Thursday, December 30, 2010
A look-back on being "Proactive"
As you know, my "word" of focus for 2010 was PROACTIVE. As I look back on 2010 and evaluate how I did on accomplishing this goal, I am proud of my efforts. Despite some difficult circumstances and the year turning out differently than I had planned (as usual), I feel that I am learning to put the most important things first. Sometimes that means being surrounded by a messy house and chaos so that I can make a homemade dinner after work. Sometimes it means working late nights so that I can help my kids with something now. This is very hard for me in that I have to feel organized to be at peace. We live in a fast-paced, drive-in, get it now, do more-type world. There are always things to add to the to-do list and always someone to try and keep up with. But once again, I have been reminded what things are most important in my life - and that is my family. Are we perfect? Do we have family prayer and scripture study everyday? Family Home Evening every week?
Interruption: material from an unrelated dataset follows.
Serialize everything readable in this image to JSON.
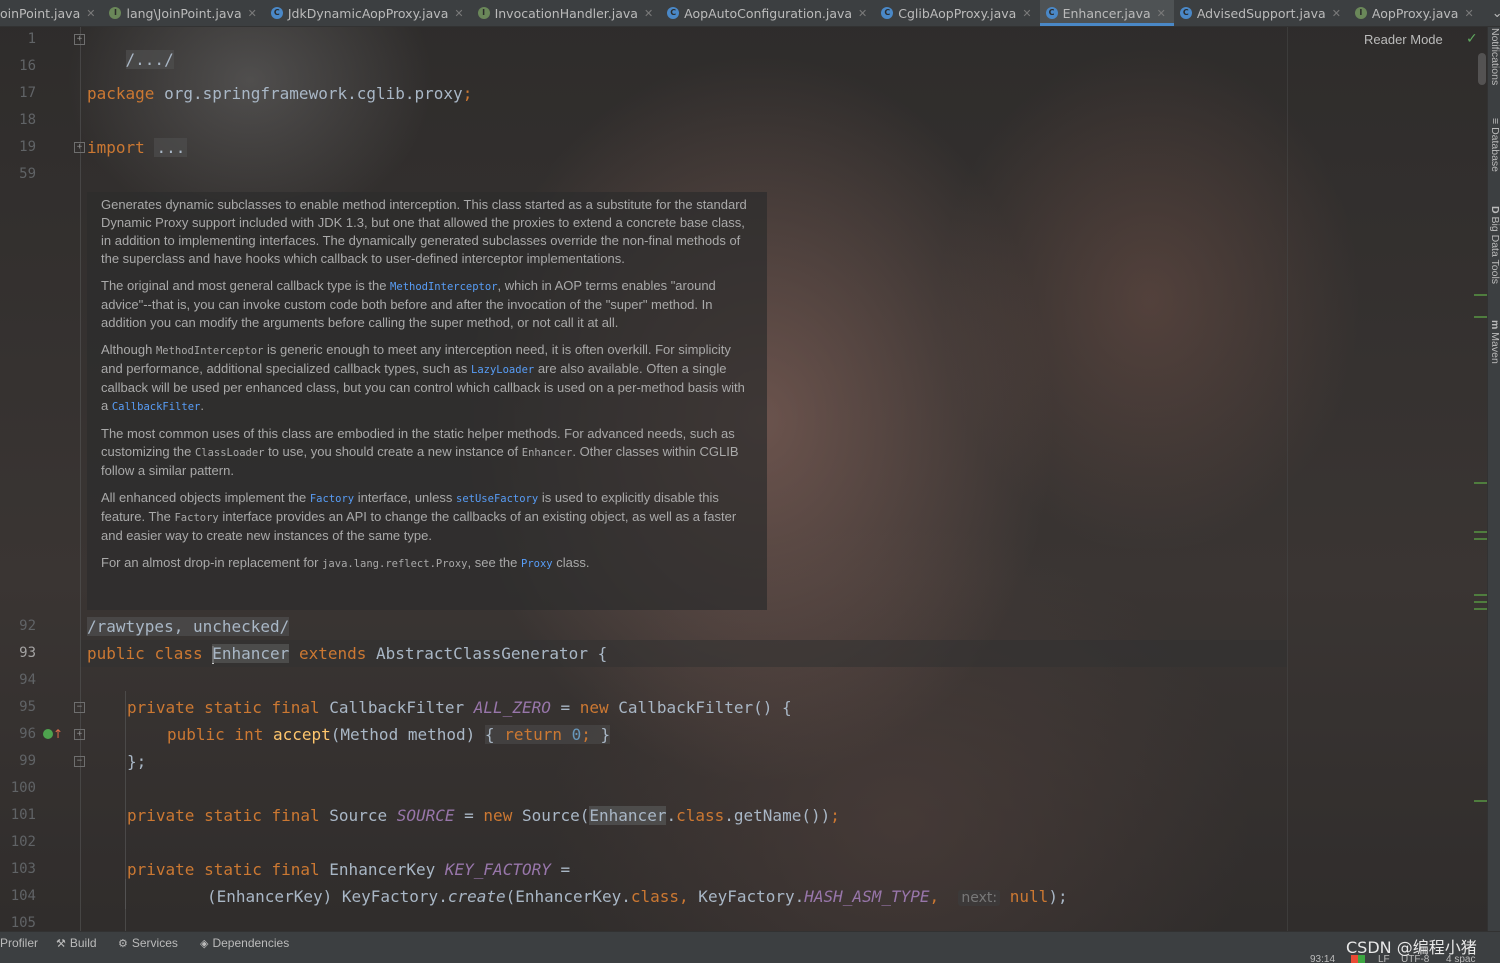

I wish!! But just the fact that I am trying, that I haven't given up, that I still want to - gives me hope. Although there is so much more I want to be, so much more I want to give my children and husband, and so much more I want to give the Lord, I am proud of myself for the efforts I have made. I haven't given up. I still believe in the importance of being proactive. I have tried being more organized so that I can be more proactive and plan opportunities for my family before time slips through my fingers. I continue to try. I still have a long ways to go but I am happy just that I am on the path. I feel I am more conscientious in my mothering, more deliberate, and because of that, more fulfilled. That is what I was striving for.